How does the ELF help define this clear evangelical identity in Europe? “What is wonderful of working together is that you are not alone”, argues the director of the conference.

“The Forum aims to being together Evangelicals who do believe.” This means that “Pablo Martínez from Spain can agree with Stefan Gustavsson, from Sweden, and all across the way we have 40 countries that are represented at the Forum. And it is very exciting when you have people like-minded, like-hearted, coming together. Groups do not need feel alone, because they are not. There is a sense robust of being like-minded and like-hearted, as Paul describes. And this is exactly what we are.”

And still there should be space for plurality in such a movement. “We don’t have to worry about the fuzzy lines that sometimes, because we have clarity in the gospel. We have freedom to recognise that some people are going to take some secondary positions on some issues. And we treat those secondary positions as secondary, they are not gospel issues.”

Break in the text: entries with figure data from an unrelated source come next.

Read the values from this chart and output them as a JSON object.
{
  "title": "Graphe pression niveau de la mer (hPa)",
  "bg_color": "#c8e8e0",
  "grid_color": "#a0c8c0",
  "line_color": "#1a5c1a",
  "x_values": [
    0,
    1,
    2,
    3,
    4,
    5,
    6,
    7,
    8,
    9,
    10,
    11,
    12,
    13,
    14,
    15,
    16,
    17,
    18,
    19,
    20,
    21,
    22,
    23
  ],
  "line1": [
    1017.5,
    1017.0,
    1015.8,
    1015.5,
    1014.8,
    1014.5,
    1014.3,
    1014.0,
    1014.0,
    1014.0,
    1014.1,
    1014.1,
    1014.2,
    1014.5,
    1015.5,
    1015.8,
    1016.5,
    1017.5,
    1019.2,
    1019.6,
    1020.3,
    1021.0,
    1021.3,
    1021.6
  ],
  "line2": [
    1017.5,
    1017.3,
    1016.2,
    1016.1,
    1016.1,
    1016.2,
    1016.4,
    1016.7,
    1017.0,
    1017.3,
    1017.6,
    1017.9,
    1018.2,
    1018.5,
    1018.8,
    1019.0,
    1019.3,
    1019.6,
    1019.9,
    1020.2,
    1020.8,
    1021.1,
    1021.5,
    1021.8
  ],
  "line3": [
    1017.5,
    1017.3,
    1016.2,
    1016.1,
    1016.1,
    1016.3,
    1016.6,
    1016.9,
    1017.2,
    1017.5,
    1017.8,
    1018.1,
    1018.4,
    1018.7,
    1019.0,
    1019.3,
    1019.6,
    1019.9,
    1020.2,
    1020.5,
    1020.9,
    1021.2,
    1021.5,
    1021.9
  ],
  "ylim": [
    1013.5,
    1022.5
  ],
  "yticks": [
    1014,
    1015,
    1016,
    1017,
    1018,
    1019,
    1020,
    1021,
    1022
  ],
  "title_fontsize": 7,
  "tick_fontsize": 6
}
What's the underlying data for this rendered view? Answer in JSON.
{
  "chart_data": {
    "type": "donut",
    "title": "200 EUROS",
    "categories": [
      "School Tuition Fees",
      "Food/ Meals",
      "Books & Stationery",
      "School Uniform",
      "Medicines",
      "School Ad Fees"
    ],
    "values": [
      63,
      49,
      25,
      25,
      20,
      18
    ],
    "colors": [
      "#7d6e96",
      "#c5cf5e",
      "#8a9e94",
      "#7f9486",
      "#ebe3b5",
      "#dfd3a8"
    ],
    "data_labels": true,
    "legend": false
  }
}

What about the moment in which the conference finishes? “People think of the event, but I try to describe that one week [the conference in Poland] as the tip of the iceberg. 90% of the iceberg is actually under the water, you are not able to see it.”

“Every day of the year on average there is something happening, somewhere, that is coming out of the Forum. Could be a speaking engagement, a conference, a seminar. Just in the last 24 hours I have heard that one of the national forums is doubling the numbers of the networks, it is an Hungarian forum, done in Hungarian language, all done and led by the Hungarians.”

“The ELF really is not an organization. Even the organization that I lead (the FOCL), we do not own the Forum, we are just one part of it, we are the ones who are organising, doing the administration, serving that way. But the European Leadership Forum is much bigger than what we are doing”, emphasises Pritchard.

One thing that shows this reality is that “all of the people who serve at it are volunteers. None of them are getting paid. Whether they are speakers or leading networks, they are donating their time to help others who are outside their organizations.”



During the year, all the knowledge created by the ELF speakers can be accessed anytime on FOCL’s website.

“We have about 350 separate sessions at the Forum, and we record these resources at the conference. Some of those are several hours long, and all of those are captured on high definition video. They are then edited and made available.”


Caption of the FOCL website.

There are also hundreds of youtube-like videos with experts answering questions. “It is a growing database of resources so that anyone can access them. I looked to a question this morning which was two and half minutes answer. If someone has more time, it can be a twenty minutes talk or forty minutes. There are different levels of content depending on what your time is and what you are interested in.

The other resources offered are the online webinars. Almost every week there are several of them, “probably about 100 of them altogether in a year.”

Most are public: “Anyone can join, you can sign up, they are free, and you have access to some world-class speakers and leaders on important topics.”

It is “a chance to participate of the Forum without going to the annual meeting.” Pritchard gives an example: “We have a Cambridge University professor who did a workshop on Old Testament, on the concept of ‘genocide’. Seventy participated, we had people from all over the world, from every continent. We also had other professors listening in. You don’t get every day the chance to interact with a Cambridge professor on their speciality!”